In short, the Fed is holding the wolf by the ears. Any attempt to tame inflation will starve the economy as the government has its fill at the buffet. Any attempt to ease the government’s crowding-out of borrowing means inflation continues to grow and imposes an indirect but very harsh “tax” on American families. The Fed has lost control because of the magnitude of money—your money—the government is spending.

Instead of buying us time, the Fed’s 2008 trade of a debt crisis for an inflation crisis boiled the frog in the pot.

The only solution to a government that demands more and more of the fruits of your labors is to cut government spending and power.

We must undo these layers of increasingly less transparent theft from hard-working Americans. We are facing $20 trillion in new projected federal deficits over the next 10 years—$150,000 per household, with the debt already becoming like American families’ second mortgage at $250,000 per household.

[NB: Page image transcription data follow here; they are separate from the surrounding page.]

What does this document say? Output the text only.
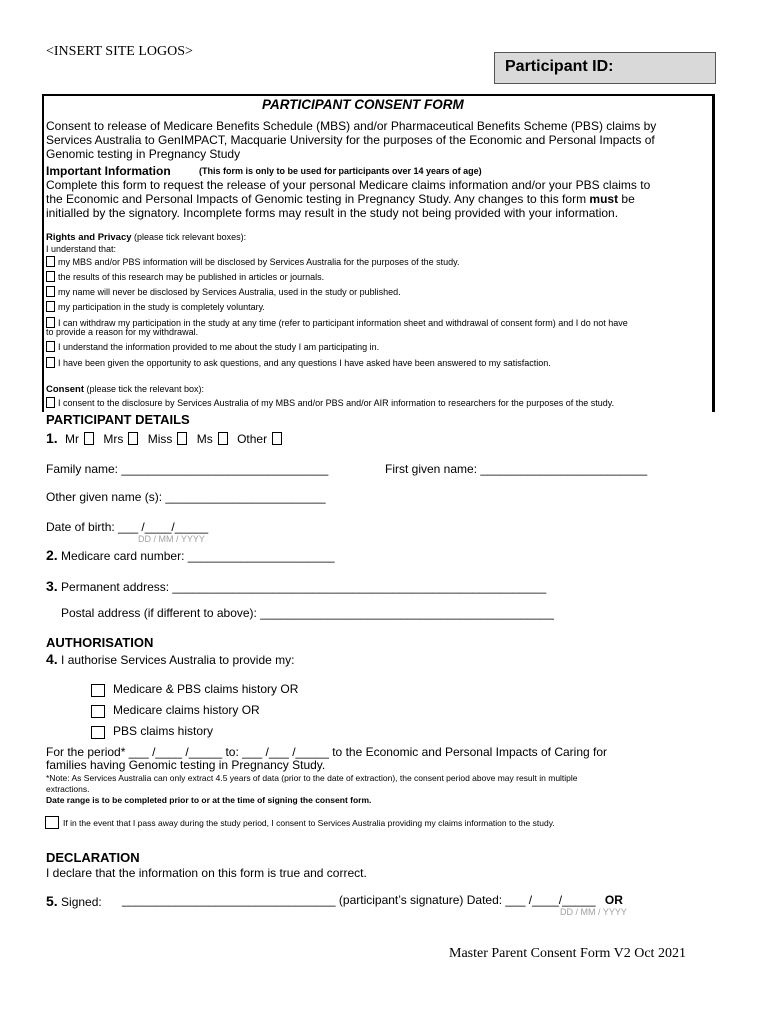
<INSERT SITE LOGOS>
Participant ID:
PARTICIPANT CONSENT FORM
Consent to release of Medicare Benefits Schedule (MBS) and/or Pharmaceutical Benefits Scheme (PBS) claims by
Services Australia to GenIMPACT, Macquarie University for the purposes of the Economic and Personal Impacts of
Genomic testing in Pregnancy Study
Important Information	(This form is only to be used for participants over 14 years of age)
Complete this form to request the release of your personal Medicare claims information and/or your PBS claims to
the Economic and Personal Impacts of Genomic testing in Pregnancy Study. Any changes to this form must be
initialled by the signatory. Incomplete forms may result in the study not being provided with your information.
Rights and Privacy (please tick relevant boxes):
I understand that:
my MBS and/or PBS information will be disclosed by Services Australia for the purposes of the study.
the results of this research may be published in articles or journals.
my name will never be disclosed by Services Australia, used in the study or published.
my participation in the study is completely voluntary.
I can withdraw my participation in the study at any time (refer to participant information sheet and withdrawal of consent form) and I do not have
to provide a reason for my withdrawal.
I understand the information provided to me about the study I am participating in.
I have been given the opportunity to ask questions, and any questions I have asked have been answered to my satisfaction.
Consent (please tick the relevant box):
I consent to the disclosure by Services Australia of my MBS and/or PBS and/or AIR information to researchers for the purposes of the study.
PARTICIPANT DETAILS
1. Mr Mrs Miss Ms Other
Family name: _______________________________	First given name: _________________________
Other given name (s): ________________________
Date of birth: ___ /____/_____
DD / MM / YYYY
2. Medicare card number: ______________________
3. Permanent address: ________________________________________________________
Postal address (if different to above): ____________________________________________
AUTHORISATION
4. I authorise Services Australia to provide my:
Medicare & PBS claims history OR
Medicare claims history OR
PBS claims history
For the period* ___ /____ /_____ to: ___ /___ /_____ to the Economic and Personal Impacts of Caring for
families having Genomic testing in Pregnancy Study.
*Note: As Services Australia can only extract 4.5 years of data (prior to the date of extraction), the consent period above may result in multiple
extractions.
Date range is to be completed prior to or at the time of signing the consent form.
If in the event that I pass away during the study period, I consent to Services Australia providing my claims information to the study.
DECLARATION
I declare that the information on this form is true and correct.
5. Signed: ________________________________ (participant’s signature) Dated: ___ /____/_____ OR
DD / MM / YYYY
Master Parent Consent Form V2 Oct 2021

The solution cannot be to simply trim the growth rate of government or to cut a meager $12 billion off next year’s spending levels, as the current version of the debt ceiling bill would do. This bill would suspend the debt limit for almost two years, handing a blank check to President Joe Biden and committing—for all the world to see—to an unaltered course straight to economic oblivion.

The debt ceiling was intended to be an indispensable tool to safeguard the American people against such abuses. It’s time we finally use it to boldly dismantle decades of reckless government expansion that continues to suffocate the American people and their economy.